The group includes Jon Favreau (of crush fame) and his friends Jon Lovett and Tommy Vietor. They all are in their early to mid-thirties, which means they were working for Obama in their mid-twenties, which is staggering. In addition to yelling a lot, they also seem to be very close friends who are really smart and have a lot of faith in each other. It’s like a real life West Wing, made all the more similar because we only listen to them a few times a week and don’t see all the hard, boring stuff that goes on behind the scenes.

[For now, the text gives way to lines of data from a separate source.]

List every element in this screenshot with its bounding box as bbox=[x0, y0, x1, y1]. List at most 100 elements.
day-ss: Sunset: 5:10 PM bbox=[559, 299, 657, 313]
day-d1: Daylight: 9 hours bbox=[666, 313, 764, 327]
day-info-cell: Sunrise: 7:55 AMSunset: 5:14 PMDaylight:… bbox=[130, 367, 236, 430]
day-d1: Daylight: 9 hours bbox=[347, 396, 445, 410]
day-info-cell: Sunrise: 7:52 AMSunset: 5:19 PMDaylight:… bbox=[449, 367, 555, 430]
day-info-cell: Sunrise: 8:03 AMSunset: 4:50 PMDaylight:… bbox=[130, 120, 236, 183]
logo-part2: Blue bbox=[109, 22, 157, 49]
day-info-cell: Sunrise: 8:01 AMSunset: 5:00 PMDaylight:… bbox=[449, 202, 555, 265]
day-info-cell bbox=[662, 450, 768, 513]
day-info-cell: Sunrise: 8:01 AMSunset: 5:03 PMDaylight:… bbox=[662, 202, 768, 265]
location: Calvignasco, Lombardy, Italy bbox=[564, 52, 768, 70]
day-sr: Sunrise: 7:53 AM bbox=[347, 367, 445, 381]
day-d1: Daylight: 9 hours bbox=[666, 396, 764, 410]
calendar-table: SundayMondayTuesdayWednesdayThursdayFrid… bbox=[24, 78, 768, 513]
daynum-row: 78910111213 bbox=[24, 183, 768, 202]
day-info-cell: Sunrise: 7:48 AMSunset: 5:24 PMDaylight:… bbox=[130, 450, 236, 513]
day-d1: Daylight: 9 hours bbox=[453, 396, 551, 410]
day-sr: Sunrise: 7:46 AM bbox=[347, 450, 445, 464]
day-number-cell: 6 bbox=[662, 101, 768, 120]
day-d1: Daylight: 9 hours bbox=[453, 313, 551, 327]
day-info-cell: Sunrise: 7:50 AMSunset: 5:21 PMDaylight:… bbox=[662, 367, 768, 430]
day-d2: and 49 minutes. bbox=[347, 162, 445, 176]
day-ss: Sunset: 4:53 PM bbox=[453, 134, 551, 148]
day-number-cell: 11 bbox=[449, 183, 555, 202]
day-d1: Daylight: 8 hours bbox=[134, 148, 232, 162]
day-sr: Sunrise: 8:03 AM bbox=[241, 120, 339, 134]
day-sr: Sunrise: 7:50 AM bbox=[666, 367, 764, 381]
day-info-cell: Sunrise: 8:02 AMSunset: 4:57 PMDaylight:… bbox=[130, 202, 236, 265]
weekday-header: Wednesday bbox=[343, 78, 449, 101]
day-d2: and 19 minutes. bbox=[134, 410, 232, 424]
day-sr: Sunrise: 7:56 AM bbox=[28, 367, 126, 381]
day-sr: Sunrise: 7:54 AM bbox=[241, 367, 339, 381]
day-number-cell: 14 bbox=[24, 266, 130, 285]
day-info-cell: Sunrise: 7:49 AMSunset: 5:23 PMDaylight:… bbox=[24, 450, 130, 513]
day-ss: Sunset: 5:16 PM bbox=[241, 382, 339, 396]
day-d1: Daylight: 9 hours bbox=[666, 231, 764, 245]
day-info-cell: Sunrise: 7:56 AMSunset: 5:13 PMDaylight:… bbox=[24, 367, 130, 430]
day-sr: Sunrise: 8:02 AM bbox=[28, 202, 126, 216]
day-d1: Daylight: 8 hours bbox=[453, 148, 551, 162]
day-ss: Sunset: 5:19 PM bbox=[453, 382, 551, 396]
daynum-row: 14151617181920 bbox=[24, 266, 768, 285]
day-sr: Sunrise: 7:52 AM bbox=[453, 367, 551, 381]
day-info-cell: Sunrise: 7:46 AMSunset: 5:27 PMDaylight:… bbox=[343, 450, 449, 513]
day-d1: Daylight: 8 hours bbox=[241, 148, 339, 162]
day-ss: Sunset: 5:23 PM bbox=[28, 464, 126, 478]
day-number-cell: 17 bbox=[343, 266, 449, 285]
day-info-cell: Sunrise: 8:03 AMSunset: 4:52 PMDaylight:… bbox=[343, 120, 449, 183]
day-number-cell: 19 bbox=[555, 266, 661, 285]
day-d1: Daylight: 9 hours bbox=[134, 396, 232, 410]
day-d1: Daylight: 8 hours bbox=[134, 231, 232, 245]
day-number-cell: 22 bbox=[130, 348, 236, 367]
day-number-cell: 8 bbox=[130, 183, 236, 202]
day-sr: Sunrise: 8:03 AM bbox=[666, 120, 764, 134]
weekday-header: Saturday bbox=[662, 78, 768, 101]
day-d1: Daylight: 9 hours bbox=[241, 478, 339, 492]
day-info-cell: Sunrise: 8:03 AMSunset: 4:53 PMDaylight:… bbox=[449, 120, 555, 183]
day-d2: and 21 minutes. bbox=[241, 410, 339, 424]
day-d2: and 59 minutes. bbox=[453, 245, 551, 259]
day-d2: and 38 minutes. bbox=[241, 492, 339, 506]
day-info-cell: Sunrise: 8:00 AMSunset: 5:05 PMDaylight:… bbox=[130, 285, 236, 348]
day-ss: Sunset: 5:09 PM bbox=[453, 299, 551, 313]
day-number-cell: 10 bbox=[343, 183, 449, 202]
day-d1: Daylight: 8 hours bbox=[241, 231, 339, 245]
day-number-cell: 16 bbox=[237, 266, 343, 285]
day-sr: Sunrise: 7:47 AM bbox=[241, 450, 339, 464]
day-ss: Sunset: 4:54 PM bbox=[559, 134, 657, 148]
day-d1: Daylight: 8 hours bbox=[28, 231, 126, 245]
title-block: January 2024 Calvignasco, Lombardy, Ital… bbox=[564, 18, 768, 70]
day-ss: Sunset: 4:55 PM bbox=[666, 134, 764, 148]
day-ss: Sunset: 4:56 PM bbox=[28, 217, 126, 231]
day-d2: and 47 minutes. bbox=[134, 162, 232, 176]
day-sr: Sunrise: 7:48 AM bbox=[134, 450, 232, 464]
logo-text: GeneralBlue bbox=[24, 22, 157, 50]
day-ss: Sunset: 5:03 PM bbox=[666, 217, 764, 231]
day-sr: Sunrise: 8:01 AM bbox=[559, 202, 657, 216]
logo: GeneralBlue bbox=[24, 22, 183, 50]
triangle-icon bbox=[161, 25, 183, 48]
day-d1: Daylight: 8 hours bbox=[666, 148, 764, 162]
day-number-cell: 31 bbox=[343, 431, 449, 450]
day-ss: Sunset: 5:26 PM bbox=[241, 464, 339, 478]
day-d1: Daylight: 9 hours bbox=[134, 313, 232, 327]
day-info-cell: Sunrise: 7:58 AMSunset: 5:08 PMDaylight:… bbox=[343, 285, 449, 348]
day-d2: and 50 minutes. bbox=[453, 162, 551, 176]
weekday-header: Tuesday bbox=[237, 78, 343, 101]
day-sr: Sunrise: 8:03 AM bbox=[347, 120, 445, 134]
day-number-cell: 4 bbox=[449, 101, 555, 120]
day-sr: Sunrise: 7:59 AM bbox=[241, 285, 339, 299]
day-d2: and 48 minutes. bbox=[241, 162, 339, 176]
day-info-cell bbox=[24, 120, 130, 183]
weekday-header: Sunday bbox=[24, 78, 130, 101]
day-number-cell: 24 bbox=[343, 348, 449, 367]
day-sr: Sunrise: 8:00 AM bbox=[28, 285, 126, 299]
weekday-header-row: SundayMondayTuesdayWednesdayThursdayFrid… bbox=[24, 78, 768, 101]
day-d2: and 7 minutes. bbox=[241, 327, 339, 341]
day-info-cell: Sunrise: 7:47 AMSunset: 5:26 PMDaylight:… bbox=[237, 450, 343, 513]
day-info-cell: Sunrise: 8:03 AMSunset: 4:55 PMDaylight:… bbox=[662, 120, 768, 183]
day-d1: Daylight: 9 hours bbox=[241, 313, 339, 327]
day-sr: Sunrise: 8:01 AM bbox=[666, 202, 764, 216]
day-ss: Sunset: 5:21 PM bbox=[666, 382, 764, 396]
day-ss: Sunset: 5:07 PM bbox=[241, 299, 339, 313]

This is not a prescription. Their particular mode of yelling and analyzing and anger might not work for you. And that’s cool. But nothing in the Trump era has given me quite so much catharsis as listening to a usually calm, tempered Tommy Vietor absolutely lose his shit about the attempted ACA repeal, or as much joy as Favreau’s suggestion that George Soros use SquareCash to pay all us hardworking protesters. And on the days where I can’t bring myself to open the 5Calls app on my phone because of exhaustion or anxiety or whatever, I can always find a push in one of them asking “So what can you guys do to help?” and then making sure we get the answer.

Well that’s one version of the story. The other is that I still have a giant crush on Jon Favreau and when I describe their podcasts to people I call it intellectual puppy bowl. I’m a sucker for their team-as-family, puppy pile bro aesthetic, and I cannot be denied. I also happen to get informed in the meantime.

Listen, people. We have to find joy where we can.